There is little doubt that a great many of his constituents share Morrison’s support for Porter, and an increasing number will do so the longer this issue remains a spectacle in the media arena. To the average Australian, the idea that an accusation of rape thirty-three years ago could be prosecuted on the basis of written notes by a deceased woman who suffered constant bipolar disorder and consequent false memories, who could provide no corroboration for any of her claims, and who told police she wanted to withdraw the accusation, does not sound like a fair go.

An even better indicator of the future direction this contest is likely to take is the fate of Annette Kimmitt, the CEO and managing partner of Australia’s biggest law firm, MinterEllison. When, in the midst of all the publicity about Christian Porter, Kimmitt discovered that one of the firm’s partners, defamation specialist Peter Bartlett, was giving advice to the Attorney-General over media reporting of his predicament, she emailed the firm’s 2500 employees expressing her dismay: “The nature of this matter is clearly causing hurt to some of you, and it has certainly triggered hurt for me.”

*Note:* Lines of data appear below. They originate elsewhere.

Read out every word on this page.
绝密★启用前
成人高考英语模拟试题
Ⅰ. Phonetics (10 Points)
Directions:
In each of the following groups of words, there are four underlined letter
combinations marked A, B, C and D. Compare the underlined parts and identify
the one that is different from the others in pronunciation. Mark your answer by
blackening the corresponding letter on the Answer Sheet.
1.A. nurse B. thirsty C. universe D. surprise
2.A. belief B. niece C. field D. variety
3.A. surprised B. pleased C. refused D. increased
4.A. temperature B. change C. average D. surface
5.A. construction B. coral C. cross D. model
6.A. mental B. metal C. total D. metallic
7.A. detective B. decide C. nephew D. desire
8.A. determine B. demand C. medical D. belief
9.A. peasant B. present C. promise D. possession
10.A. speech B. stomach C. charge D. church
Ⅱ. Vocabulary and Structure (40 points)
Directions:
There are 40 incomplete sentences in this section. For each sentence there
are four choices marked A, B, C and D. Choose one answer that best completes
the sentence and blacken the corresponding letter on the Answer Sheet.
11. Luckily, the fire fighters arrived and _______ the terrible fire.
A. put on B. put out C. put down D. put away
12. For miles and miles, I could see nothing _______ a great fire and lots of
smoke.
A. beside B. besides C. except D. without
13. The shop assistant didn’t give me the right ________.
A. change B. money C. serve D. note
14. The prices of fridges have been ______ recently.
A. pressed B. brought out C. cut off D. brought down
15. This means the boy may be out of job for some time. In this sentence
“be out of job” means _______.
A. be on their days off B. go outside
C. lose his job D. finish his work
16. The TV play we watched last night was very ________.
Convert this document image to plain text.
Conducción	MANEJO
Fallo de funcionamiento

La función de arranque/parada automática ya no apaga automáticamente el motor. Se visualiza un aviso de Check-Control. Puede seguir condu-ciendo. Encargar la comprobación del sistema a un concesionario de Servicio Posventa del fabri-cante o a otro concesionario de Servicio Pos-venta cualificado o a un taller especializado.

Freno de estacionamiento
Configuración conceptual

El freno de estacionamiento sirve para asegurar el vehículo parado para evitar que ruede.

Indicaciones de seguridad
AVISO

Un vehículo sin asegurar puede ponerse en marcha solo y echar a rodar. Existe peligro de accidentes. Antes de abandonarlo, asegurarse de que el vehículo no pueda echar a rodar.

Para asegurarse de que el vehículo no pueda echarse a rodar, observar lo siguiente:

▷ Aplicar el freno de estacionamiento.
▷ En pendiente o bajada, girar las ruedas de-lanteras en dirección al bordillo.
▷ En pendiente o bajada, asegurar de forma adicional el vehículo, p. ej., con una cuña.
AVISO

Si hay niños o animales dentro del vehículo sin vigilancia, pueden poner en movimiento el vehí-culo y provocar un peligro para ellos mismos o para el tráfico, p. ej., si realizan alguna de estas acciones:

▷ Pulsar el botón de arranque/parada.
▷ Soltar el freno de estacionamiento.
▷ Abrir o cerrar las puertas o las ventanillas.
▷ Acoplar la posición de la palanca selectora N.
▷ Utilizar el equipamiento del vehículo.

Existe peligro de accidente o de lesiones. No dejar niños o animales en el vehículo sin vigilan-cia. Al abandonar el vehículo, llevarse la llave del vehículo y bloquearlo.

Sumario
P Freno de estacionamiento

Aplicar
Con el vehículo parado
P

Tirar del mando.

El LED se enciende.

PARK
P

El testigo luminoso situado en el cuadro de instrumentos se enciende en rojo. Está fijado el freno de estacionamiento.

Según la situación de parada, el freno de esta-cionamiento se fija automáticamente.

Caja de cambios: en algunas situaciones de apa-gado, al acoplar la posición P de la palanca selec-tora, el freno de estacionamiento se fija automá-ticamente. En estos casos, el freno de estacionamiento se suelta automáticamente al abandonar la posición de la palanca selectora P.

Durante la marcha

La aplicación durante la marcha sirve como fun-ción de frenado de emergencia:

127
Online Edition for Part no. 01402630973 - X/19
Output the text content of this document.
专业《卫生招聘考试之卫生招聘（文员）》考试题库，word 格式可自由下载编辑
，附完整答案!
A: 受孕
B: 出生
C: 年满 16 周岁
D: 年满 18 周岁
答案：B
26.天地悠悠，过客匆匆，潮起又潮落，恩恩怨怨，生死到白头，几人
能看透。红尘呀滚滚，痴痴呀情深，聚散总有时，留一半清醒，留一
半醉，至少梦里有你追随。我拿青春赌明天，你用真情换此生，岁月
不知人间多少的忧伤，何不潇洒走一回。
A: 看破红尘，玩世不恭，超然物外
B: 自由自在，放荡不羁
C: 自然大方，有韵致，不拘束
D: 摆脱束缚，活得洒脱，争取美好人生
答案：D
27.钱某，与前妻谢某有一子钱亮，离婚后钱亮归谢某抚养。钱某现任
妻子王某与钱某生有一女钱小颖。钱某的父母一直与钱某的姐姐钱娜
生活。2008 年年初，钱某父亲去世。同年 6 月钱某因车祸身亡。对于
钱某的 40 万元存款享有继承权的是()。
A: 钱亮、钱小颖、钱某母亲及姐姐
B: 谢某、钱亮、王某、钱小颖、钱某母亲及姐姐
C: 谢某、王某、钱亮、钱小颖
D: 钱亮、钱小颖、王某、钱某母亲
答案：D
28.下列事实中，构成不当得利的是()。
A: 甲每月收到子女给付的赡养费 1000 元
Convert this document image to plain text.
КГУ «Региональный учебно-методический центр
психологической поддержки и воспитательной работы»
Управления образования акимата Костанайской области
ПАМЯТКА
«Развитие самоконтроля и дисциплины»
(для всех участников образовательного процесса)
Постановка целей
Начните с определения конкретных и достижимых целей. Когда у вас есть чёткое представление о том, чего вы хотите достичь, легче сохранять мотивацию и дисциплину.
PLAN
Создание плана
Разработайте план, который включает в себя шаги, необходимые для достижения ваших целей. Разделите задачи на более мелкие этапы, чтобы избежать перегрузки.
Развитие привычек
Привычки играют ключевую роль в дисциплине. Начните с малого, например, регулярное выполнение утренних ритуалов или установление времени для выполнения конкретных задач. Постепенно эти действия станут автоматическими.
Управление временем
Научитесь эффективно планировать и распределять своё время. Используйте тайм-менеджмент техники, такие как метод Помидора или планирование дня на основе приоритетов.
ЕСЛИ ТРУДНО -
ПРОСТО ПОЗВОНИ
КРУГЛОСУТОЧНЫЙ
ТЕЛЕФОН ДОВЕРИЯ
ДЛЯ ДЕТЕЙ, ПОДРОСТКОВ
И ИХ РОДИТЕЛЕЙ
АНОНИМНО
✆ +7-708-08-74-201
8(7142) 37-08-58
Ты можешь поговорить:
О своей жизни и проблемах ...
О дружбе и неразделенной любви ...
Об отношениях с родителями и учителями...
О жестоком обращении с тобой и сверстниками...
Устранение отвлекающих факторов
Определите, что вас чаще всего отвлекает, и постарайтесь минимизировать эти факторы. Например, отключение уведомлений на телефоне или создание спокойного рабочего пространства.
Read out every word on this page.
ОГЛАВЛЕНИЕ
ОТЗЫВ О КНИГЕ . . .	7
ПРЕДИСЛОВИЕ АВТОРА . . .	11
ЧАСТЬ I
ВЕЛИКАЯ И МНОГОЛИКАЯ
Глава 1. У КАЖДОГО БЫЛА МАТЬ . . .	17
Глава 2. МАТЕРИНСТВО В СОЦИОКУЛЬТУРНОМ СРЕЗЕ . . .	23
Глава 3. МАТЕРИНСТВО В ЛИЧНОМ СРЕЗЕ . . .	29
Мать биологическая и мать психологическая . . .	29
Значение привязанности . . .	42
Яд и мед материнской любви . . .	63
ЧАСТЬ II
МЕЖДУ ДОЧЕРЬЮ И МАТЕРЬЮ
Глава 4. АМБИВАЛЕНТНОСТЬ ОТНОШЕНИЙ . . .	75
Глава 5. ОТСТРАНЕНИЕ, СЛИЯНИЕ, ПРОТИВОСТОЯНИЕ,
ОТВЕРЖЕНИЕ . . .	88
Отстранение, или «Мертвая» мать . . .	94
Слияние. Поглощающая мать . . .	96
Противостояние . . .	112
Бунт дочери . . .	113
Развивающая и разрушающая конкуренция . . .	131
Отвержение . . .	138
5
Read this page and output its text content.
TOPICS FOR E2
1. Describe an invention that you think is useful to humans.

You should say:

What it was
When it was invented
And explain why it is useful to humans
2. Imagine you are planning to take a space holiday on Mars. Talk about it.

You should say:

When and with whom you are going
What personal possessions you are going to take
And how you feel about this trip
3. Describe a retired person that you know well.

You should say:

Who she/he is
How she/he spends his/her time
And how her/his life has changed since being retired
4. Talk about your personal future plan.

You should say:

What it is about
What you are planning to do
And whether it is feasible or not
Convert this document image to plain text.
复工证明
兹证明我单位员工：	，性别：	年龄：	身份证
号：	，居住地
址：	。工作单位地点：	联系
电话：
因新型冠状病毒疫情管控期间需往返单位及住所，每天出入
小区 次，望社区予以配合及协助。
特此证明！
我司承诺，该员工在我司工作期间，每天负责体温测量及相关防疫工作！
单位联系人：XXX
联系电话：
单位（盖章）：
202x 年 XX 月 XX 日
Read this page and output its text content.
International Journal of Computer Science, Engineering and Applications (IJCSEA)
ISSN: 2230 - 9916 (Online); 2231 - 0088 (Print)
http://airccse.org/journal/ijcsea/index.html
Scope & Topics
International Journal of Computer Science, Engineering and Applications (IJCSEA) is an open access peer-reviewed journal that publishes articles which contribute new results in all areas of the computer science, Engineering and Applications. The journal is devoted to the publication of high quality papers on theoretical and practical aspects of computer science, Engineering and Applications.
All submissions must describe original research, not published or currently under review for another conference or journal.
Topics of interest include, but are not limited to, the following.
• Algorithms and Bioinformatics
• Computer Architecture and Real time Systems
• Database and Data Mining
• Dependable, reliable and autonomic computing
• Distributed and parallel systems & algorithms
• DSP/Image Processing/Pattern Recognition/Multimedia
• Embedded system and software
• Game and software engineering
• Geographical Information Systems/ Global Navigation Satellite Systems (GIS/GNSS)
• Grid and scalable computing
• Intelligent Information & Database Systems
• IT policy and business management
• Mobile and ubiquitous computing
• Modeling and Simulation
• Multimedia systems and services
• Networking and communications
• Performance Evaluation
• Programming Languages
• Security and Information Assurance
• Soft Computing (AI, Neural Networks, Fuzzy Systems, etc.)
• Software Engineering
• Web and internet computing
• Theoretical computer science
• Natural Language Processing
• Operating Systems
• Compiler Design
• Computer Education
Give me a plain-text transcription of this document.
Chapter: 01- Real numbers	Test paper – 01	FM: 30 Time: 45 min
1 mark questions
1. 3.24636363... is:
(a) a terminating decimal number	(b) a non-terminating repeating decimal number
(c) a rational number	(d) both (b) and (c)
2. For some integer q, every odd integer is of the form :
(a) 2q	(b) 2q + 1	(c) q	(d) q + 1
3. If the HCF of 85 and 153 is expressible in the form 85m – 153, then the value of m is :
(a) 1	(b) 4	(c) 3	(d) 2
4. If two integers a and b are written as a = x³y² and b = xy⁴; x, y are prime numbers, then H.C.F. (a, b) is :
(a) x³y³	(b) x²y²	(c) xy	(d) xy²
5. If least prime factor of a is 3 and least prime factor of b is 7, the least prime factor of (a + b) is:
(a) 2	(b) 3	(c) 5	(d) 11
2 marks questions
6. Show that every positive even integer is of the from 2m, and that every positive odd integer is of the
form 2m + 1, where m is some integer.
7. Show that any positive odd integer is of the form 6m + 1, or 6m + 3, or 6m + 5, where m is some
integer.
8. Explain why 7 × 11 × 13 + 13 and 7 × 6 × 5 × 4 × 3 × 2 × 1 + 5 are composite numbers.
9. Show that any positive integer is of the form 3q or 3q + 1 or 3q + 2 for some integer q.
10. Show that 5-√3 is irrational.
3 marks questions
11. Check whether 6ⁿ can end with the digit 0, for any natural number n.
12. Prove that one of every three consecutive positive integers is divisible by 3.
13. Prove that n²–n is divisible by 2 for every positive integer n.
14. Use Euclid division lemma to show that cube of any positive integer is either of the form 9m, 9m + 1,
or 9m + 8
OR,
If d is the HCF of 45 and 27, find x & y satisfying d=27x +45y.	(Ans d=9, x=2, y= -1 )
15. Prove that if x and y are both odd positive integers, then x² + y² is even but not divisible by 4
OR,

However, other partners were appalled by this sanctimonious outburst, especially Kimmitt’s view that the firm should not be advising someone just because he attracted condemnation from some of the media. Barely a week after Porter identified himself as the subject concerned, the MinterEllison board told Kimmitt to walk.

Even though many large firms in other industries have recently been persuaded by advertising and marketing people that support for “gender diversity” will win them customers, when serious issues arise most will see where their real interests lie. The MinterEllison incident is another sign that, in this struggle for cultural power, hysteria will not win, sanity will eventually prevail, and the leftist vision of a revolutionary new world will be seen for the utopian fantasy it is.